Remember that early season can have warm temperatures and dogs can easily suffer from heat exhaustion or heat stroke. Travel with clean fresh water, as many water sources you may encounter during a hunt will be quite algae-covered and murky until the temps really start to drop.
 
Monitor for early signs of heat stroke such as swollen tongue with the tip curled up at the end. This happens when dogs try to increase the surface area of their dog to increase evaporative cooling. If you see this, stop, water them, and rest in the shade until the panting slows and tongue decreases in size. Dogs left behind in the vehicle for a later hunt or resting after a morning round are also still susceptible to a hot vehicle if the afternoon sun is pouring in. It is easy to forget when the mornings are so nice and cool.
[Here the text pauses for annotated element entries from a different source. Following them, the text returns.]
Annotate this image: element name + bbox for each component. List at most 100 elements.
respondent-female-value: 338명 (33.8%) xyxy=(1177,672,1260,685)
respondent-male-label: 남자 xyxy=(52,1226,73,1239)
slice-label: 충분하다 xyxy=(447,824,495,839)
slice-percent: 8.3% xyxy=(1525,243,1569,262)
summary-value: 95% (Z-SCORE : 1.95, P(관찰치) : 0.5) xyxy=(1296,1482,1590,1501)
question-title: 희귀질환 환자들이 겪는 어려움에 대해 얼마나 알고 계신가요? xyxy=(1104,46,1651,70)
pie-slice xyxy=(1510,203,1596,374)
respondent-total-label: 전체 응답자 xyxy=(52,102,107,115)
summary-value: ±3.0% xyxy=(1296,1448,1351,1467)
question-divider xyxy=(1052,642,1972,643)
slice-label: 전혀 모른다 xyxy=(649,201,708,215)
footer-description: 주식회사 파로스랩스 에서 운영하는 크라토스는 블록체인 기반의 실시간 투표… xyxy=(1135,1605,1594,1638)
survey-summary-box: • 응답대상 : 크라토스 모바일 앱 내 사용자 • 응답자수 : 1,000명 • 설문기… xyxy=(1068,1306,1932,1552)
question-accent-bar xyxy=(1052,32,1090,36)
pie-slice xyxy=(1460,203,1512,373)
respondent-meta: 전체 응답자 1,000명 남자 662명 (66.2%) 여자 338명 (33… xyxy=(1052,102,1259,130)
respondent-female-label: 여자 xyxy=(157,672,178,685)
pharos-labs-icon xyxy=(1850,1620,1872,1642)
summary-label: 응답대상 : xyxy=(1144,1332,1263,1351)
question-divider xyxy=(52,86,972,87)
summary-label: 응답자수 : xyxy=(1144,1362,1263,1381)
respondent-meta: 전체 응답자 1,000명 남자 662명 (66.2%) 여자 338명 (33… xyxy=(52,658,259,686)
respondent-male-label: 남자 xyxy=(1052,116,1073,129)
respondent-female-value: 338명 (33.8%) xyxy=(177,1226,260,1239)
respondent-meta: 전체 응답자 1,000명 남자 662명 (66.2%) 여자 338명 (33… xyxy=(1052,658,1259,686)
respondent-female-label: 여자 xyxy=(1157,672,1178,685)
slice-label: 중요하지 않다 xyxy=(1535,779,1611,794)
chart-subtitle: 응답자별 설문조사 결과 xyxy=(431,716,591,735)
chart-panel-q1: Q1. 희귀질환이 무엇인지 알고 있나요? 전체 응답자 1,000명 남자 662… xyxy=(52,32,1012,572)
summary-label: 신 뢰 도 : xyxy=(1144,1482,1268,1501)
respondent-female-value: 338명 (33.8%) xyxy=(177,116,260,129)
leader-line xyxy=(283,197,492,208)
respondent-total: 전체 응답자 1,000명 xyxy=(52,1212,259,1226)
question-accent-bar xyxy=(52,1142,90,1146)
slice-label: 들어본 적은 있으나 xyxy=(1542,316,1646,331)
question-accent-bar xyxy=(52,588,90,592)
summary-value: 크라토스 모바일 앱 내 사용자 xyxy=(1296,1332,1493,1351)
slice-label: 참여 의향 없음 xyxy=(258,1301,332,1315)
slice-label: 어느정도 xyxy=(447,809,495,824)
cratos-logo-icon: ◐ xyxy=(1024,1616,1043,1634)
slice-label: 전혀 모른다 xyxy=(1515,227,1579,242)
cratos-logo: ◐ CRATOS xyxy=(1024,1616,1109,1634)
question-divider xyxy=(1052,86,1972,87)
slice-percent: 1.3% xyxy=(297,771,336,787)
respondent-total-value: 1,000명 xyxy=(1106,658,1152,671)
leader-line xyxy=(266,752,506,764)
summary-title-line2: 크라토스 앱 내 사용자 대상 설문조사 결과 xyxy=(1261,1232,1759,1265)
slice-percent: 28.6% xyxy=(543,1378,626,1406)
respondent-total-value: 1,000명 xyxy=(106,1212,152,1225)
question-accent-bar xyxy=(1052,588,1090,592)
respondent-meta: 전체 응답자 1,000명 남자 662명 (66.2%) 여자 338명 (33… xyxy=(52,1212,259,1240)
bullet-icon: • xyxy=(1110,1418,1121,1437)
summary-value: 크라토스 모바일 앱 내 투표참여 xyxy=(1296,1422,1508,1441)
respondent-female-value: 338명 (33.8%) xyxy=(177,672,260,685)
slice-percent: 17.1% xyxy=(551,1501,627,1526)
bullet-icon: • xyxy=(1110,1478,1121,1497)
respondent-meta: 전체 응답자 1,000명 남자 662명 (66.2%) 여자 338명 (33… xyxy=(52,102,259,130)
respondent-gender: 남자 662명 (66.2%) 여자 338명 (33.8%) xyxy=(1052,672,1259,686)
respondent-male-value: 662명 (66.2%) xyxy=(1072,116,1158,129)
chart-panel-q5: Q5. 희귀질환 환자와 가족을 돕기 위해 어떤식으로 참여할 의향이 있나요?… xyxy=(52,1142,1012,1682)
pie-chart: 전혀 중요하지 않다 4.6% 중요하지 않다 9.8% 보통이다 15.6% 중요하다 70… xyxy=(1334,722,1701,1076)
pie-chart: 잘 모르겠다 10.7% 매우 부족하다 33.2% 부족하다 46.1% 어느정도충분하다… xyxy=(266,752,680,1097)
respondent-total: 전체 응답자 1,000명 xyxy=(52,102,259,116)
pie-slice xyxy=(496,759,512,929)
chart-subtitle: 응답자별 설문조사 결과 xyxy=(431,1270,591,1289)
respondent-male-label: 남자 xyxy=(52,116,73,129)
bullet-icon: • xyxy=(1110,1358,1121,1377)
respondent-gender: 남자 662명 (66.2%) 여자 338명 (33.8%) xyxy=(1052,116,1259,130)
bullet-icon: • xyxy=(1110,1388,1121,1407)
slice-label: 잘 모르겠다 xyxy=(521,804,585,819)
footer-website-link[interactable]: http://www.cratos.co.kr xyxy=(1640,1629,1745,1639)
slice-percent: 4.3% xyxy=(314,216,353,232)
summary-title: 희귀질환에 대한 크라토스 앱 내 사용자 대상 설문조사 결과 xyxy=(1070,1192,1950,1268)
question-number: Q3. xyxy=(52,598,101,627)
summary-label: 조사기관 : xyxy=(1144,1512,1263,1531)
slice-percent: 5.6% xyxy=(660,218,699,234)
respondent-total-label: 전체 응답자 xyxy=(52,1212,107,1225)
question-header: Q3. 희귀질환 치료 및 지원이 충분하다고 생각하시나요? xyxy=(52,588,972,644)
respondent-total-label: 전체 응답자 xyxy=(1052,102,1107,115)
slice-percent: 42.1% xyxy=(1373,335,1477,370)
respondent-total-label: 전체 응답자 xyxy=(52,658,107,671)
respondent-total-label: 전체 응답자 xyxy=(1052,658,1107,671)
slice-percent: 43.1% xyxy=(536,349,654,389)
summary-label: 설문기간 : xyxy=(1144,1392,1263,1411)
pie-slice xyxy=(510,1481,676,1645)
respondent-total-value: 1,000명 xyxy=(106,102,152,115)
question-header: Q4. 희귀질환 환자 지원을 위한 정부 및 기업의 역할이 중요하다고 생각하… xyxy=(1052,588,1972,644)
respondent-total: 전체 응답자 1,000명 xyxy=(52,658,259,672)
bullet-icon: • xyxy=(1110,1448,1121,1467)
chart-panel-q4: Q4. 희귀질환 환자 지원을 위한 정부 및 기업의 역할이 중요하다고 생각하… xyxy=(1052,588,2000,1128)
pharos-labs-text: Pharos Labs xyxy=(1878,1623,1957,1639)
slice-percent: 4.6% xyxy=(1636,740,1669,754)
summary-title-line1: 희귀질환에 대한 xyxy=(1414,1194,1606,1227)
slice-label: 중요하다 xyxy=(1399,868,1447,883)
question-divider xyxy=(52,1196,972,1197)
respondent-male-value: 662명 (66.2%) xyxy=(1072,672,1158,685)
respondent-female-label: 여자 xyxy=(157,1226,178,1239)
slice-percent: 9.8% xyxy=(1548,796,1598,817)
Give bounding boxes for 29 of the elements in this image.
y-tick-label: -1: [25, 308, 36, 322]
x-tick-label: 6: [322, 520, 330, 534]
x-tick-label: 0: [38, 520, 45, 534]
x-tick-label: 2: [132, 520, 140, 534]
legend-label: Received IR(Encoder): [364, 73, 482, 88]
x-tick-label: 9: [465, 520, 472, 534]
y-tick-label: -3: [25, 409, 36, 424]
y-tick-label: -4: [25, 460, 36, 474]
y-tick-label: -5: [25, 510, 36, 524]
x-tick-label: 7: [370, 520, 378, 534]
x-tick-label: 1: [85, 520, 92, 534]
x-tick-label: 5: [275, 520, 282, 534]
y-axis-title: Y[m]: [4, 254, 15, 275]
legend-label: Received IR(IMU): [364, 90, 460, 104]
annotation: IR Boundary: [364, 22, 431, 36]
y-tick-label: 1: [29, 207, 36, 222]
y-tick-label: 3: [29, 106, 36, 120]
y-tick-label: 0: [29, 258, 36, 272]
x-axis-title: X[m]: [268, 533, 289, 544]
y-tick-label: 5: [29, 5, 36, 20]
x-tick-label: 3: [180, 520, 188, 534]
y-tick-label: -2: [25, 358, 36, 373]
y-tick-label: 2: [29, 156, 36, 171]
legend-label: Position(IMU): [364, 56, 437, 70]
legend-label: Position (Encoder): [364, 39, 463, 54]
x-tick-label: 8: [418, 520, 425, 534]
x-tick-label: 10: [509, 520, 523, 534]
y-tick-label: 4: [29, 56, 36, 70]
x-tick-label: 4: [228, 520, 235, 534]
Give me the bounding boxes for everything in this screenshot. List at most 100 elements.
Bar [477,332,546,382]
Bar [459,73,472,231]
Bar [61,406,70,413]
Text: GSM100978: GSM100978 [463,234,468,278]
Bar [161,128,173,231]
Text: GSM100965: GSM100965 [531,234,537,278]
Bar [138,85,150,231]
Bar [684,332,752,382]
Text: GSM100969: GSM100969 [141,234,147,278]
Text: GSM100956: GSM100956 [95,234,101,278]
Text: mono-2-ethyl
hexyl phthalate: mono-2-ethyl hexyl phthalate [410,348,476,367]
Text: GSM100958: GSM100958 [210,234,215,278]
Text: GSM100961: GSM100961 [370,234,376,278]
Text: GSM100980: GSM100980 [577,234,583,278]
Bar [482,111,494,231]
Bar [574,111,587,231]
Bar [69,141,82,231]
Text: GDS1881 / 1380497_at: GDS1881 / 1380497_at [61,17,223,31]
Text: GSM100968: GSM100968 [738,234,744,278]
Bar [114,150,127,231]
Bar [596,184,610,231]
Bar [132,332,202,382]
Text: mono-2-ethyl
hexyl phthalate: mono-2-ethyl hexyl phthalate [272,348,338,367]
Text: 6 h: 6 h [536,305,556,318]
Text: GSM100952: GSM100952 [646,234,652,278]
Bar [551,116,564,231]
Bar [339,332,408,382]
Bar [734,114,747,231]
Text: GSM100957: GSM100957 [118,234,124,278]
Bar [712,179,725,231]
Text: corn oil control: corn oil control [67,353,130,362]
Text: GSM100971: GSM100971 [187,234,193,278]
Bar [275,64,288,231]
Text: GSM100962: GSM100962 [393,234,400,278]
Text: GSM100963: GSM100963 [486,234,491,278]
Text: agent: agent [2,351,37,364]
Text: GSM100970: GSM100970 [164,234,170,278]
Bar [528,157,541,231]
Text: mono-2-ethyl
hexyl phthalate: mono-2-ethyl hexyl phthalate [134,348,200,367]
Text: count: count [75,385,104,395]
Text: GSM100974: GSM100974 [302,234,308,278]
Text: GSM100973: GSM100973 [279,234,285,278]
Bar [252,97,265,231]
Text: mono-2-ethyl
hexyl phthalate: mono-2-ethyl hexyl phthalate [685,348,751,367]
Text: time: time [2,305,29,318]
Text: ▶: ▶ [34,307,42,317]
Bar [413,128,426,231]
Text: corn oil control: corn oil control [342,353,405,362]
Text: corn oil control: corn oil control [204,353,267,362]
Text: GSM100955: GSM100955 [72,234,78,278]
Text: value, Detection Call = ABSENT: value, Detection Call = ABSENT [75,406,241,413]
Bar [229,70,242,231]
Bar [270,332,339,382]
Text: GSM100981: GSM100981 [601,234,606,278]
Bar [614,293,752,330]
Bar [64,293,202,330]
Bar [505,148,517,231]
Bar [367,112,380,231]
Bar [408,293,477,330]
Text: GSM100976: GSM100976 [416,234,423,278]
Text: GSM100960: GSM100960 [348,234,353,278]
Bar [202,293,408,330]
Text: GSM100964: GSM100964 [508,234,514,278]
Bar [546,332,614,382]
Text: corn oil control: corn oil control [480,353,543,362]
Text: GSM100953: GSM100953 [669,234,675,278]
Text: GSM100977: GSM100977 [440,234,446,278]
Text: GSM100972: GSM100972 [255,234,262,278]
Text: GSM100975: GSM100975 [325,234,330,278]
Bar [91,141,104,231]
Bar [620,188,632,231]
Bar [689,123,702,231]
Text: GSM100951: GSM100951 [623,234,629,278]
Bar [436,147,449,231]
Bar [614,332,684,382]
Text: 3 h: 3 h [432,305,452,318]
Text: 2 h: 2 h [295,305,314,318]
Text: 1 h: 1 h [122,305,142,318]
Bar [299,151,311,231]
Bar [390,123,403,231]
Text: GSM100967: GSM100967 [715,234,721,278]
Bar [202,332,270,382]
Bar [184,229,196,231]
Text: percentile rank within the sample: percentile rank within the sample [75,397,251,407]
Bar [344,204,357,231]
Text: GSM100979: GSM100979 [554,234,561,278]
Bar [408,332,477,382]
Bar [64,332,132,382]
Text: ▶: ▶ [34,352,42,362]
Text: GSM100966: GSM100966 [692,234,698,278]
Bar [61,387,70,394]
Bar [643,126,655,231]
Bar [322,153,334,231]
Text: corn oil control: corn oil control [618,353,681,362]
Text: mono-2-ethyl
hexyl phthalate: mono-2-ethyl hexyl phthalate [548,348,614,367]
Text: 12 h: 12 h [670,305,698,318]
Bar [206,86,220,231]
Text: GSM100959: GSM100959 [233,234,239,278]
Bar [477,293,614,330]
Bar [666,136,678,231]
Eye wash is going to be your favorite item in your first aid kit during early season because of seeds and plant debris stuck in places they shouldn’t be. Washing out eyes after a hunt can help prevent corneal scratches and foreign bodies.
 
Some of you may have young females that had a first litter this spring or summer. Take it slow getting them back out and don’t forget you may need to add a vest to protect nipples and mammary tissue that wasn’t quite so prominent pre-brood bitch duties.  I have rehabbed multiple brood bitches post-hunting season that went out too hard and out of shape after a litter of pups and got hurt in one way or another.
 
Tick prevention is important during early season as well. In addition to using a preventative, I highly recommend combing your athlete or even bathing them after a hunt to remove anything that might be hitchhiking home. It is important to keep up frequent tick checks until there is good snow cover. Ticks are attracted to their hosts by sensing carbon dioxide, a component of the air we mammals exhale. 

A super cool and mostly weird tick check trick is to exhale heavily on your dog, as this will cause ticks to come up to the surface of their fur making them easier to spot and remove!  Depending on how out of shape YOU are during the hot parts of the hunting season, this may be a default option if you’re panting off the walk while looking over your dog.

If your athlete is about to start one of their last few seasons with a bit of gray on their muzzle, avoid being a weekend warrior with them. Switch them out with your younger dogs and know when to quit before they get injured and end their season earlier than necessary. If they are on an anti-inflammatory medication or have one from your vet for use as needed, the best way to prepare for a hunt is a dose the night before the hunt to help prevent the inflammation before it starts instead of trying to play catch up in a painful dog.
    
Soon enough it will be a whole new ballgame crunching ice and trudging through snow still chasing birds, we look forward to enjoying each portion of the season as it arrives!